In the recent McDonald’s case, a team of Chinese journalists went undercover, posing as workers, to get inside several McDonald’s and Yum Brands restaurants in Guangdong Province. The newspaper reported that McDonald’s and KFC sometimes would not sign labor contracts with some workers, and that other employees were forced to work up to 10-hour shifts. Some workers, the newspaper said, were paid only about 52 cents an hour, when the region’s labor authorities require city employers to pay about 95 cents an hour.
-> As multinacionais do costume aproveitando-se de um regime esclavagista para aumentarem o crescimento dos seus lucros não há custa de melhores produtos, melhor gestão, inovação tecnológica ou maior eficiência, mas à custa de… baixos salários e longas jornadas de trabalho…
“In China, several factory managers admitted to researchers to using an array of tools to pass inspections even though they were violating the codes set by retailers. Factories supplying Wal-Mart, Toys R Us and Tommy Hilfiger were found to have false documents on hours and wages and to coach workers on how to answer inspectors’ questions.
“The group the researchers studied showed only 13.7 percent worked for no more than eight hours a day, 40.30 percent worked eight to nine hours, 23.48 percent put in nine to 10 hours a day and 22.50 percent worked more than 10 hours.
The Beijing Bureau of Statistics said employed people in China’s capital worked for 5.9 days, or 47.2 hours, a week on average. Most of the employees in labor-intensive businesses and the service trade worked for more than six days a week.
A well-known job-hunting Website, http://www.zhaopin.com, conducted an online survey of 15,000 people recently. The survey found that approximately 40 percent of the respondents worked extra hours voluntarily.
The Chinese Medical Association recently conducted a random survey of 330,000 people in 33 cities. The findings show 70 percent of Chinese people complained of fatigue, insomnia and appetite disorders.
“Beijingers are averaging almost an hour’s overtime every day, a new survey has revealed.
On any given working day, the average Beijinger spends an extra 53 minutes at work over-and-above their contracted hours.
According to the Beijing Municipal Statistics Bureau, who organized the survey, the average overtime spent at work has gone up by 39 minutes in the past 20 years.

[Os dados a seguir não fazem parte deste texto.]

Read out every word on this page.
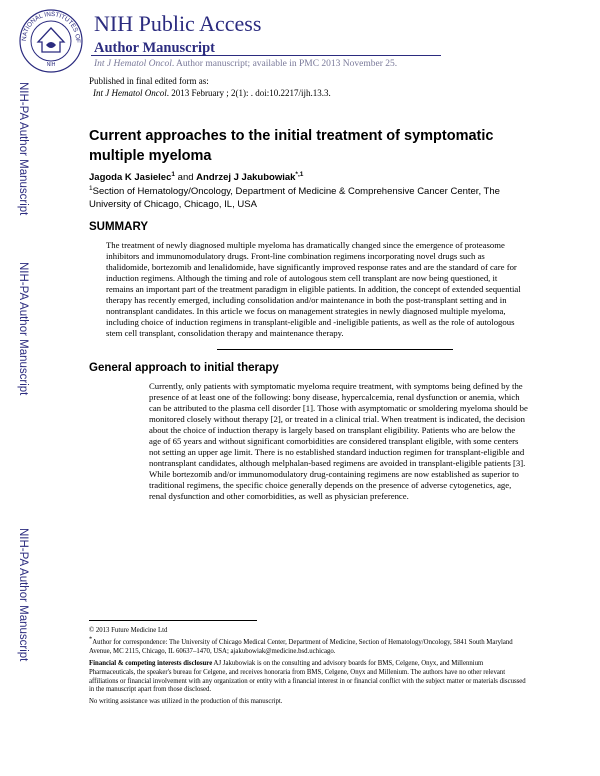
NATIONAL INSTITUTES OF
NIH
NIH Public Access
Author Manuscript
Int J Hematol Oncol. Author manuscript; available in PMC 2013 November 25.
Published in final edited form as:
Int J Hematol Oncol. 2013 February ; 2(1): . doi:10.2217/ijh.13.3.
NIH-PA Author Manuscript
NIH-PA Author Manuscript
NIH-PA Author Manuscript
Current approaches to the initial treatment of symptomatic multiple myeloma
Jagoda K Jasielec$^1$ and Andrzej J Jakubowiak$^{*,1}$
$^1$Section of Hematology/Oncology, Department of Medicine & Comprehensive Cancer Center, The University of Chicago, Chicago, IL, USA
SUMMARY
The treatment of newly diagnosed multiple myeloma has dramatically changed since the emergence of proteasome inhibitors and immunomodulatory drugs. Front-line combination regimens incorporating novel drugs such as thalidomide, bortezomib and lenalidomide, have significantly improved response rates and are the standard of care for induction regimens. Although the timing and role of autologous stem cell transplant are now being questioned, it remains an important part of the treatment paradigm in eligible patients. In addition, the concept of extended sequential therapy has recently emerged, including consolidation and/or maintenance in both the post-transplant setting and in nontransplant candidates. In this article we focus on management strategies in newly diagnosed multiple myeloma, including choice of induction regimens in transplant-eligible and -ineligible patients, as well as the role of autologous stem cell transplant, consolidation therapy and maintenance therapy.
General approach to initial therapy
Currently, only patients with symptomatic myeloma require treatment, with symptoms being defined by the presence of at least one of the following: bony disease, hypercalcemia, renal dysfunction or anemia, which can be attributed to the plasma cell disorder [1]. Those with asymptomatic or smoldering myeloma should be monitored closely without therapy [2], or treated in a clinical trial. When treatment is indicated, the decision about the choice of induction therapy is largely based on transplant eligibility. Patients who are below the age of 65 years and without significant comorbidities are considered transplant eligible, with some centers not setting an upper age limit. There is no established standard induction regimen for transplant-eligible and nontransplant candidates, although melphalan-based regimens are avoided in transplant-eligible patients [3]. While bortezomib and/or immunomodulatory drug-containing regimens are now established as superior to traditional regimens, the specific choice generally depends on the presence of adverse cytogenetics, age, renal dysfunction and other comorbidities, as well as physician preference.

© 2013 Future Medicine Ltd

*Author for correspondence: The University of Chicago Medical Center, Department of Medicine, Section of Hematology/Oncology, 5841 South Maryland Avenue, MC 2115, Chicago, IL 60637–1470, USA; ajakubowiak@medicine.bsd.uchicago.

Financial & competing interests disclosure AJ Jakubowiak is on the consulting and advisory boards for BMS, Celgene, Onyx, and Millennium Pharmaceuticals, the speaker's bureau for Celgene, and receives honoraria from BMS, Celgene, Onyx and Millenium. The authors have no other relevant affiliations or financial involvement with any organization or entity with a financial interest in or financial conflict with the subject matter or materials discussed in the manuscript apart from those disclosed.

No writing assistance was utilized in the production of this manuscript.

Most hardworking were 31-35 year-olds who work an extra 67 minutes each day.”
Com tão boas condições de Trabalho, o que fazem os defensores do regime chinês para se impedirem de acorrer em massa (ambos os dois) para a Embaixada Chinesa na Lapa em busca de preencherem a papelada de imigração? Aliás, o que fazem mesmo em Portugal 30 mil cidadãos chineses se as condições de vida e trabalho no seu país são tão admiráveis como alega o nosso comentador?